Reorganizing attention-space geometry with expressive attention
This work addresses a foundational issue in attention-based models for machine learning, offering a simple modification that improves performance on complex tasks without extra computational cost, though it is incremental in nature.
The paper tackles the problem of attention mechanism geometry by proposing expressive attention (EA) based on squared dot product, which enhances attention for parallel or antiparallel queries and keys. It finds that EA performs at least as well as vanilla dot-product attention on simple tasks and outperforms it with increasing margins for more complex or multi-task settings, achieving 100% performance in some cases where DPA fails.

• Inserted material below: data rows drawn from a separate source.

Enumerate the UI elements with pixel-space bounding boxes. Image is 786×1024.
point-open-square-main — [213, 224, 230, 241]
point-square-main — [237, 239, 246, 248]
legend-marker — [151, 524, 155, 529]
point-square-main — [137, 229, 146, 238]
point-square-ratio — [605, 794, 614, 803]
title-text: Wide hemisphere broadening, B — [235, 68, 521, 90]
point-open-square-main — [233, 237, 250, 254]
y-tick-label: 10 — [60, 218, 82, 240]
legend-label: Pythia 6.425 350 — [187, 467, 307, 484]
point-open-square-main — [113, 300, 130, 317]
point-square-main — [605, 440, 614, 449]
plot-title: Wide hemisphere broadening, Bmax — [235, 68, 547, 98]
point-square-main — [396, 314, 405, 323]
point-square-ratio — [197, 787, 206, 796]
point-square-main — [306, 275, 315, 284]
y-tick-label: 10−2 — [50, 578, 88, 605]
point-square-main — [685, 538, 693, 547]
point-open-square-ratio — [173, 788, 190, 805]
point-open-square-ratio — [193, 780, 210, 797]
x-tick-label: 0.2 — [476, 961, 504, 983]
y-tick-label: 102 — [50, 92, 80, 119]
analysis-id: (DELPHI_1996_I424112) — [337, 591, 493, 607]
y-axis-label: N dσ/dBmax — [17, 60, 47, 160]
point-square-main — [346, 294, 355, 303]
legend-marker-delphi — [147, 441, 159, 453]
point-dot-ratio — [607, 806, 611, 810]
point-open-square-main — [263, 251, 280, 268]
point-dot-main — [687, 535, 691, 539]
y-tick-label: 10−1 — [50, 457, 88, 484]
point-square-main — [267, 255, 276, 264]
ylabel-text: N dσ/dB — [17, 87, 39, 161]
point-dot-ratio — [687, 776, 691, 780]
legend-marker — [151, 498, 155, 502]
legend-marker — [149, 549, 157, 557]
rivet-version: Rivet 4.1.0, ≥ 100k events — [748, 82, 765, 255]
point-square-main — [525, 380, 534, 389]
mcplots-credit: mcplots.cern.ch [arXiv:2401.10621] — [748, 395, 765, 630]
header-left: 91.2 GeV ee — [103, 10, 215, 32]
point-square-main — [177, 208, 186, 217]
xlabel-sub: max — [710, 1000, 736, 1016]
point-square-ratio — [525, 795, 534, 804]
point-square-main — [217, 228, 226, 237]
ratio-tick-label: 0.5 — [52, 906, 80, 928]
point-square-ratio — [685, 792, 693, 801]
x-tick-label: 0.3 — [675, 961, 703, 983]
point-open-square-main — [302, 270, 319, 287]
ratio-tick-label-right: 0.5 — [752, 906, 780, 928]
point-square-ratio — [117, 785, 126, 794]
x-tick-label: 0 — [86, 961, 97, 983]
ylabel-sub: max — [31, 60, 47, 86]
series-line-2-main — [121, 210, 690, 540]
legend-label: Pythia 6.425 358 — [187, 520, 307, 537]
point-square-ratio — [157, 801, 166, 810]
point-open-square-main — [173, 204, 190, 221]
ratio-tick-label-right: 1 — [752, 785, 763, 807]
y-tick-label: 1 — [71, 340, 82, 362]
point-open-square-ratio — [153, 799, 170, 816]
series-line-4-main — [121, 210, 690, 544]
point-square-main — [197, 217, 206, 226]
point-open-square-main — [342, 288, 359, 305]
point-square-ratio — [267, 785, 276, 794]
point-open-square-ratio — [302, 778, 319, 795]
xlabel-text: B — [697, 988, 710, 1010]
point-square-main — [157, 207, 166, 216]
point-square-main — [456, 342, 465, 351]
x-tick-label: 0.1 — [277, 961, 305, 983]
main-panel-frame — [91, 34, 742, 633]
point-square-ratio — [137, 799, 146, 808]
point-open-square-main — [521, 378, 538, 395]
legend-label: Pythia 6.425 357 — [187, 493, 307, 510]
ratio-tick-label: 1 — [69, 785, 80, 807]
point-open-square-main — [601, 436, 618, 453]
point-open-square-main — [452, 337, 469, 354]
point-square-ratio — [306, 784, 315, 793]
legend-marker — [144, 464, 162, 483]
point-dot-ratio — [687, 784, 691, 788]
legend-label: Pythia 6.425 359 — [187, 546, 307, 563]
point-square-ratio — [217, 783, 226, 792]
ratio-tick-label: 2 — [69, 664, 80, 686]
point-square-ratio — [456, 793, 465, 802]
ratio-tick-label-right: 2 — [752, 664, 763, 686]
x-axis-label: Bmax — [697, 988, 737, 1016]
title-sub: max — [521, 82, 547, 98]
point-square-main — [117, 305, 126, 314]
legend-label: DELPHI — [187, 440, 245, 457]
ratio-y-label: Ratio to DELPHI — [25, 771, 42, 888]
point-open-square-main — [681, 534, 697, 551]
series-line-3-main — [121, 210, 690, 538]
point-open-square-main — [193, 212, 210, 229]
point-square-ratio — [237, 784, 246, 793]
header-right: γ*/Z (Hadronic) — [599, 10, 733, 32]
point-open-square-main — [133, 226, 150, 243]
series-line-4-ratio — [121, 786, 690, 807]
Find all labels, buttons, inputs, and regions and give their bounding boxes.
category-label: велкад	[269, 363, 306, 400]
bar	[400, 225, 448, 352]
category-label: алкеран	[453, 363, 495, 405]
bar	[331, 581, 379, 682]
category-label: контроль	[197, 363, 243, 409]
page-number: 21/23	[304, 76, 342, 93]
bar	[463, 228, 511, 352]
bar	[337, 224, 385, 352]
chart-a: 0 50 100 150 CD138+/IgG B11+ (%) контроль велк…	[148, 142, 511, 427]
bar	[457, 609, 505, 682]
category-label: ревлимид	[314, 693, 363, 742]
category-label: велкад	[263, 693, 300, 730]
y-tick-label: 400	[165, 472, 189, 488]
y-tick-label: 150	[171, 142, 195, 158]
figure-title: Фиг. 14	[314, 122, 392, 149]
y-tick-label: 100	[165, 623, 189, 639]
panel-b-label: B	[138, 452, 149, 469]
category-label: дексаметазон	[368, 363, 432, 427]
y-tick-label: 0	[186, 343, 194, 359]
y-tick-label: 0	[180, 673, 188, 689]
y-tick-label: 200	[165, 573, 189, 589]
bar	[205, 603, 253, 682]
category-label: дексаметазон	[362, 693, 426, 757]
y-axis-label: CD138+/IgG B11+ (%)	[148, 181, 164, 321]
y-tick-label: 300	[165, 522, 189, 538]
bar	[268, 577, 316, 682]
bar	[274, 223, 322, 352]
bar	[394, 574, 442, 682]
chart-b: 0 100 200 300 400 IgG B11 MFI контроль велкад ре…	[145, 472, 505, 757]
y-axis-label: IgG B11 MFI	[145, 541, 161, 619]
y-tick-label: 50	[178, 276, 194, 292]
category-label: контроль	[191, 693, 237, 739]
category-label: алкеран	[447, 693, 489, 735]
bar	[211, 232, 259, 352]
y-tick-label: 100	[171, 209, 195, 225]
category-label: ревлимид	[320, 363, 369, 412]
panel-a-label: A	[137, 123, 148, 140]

Attention regulates information transfer between tokens. For this, query and key vectors are compared, typically in terms of a scalar product, $\mathbf{Q}^T\mathbf{K}$, together with a subsequent softmax normalization. In geometric terms, the standard dot-product attention (DPA) leads to large/small attention weights for parallel/antiparallel queries and keys. Here we study expressive attention (EA), which is based on $(\mathbf{Q}^T\mathbf{K})^2$, the squared dot product. In this case, attention is enhanced when query and key are either parallel or antiparallel, and suppressed for orthogonal configurations. EA can be introduced into any attention-based code without additional compute costs or memory requirements. For a series of autoregressive prediction tasks, we find that expressive attention performs at least as well as vanilla DPA. Increasing task complexity, EA is observed to outperform DPA with increasing margins, which also holds for multi-task settings. For a given model size, EA manages to achieve 100% performance for a range of complexity levels not accessible to DPA. Our results show that it is possible to reorganize the geometry of the matching condition in the space of attention heads without loss of performance.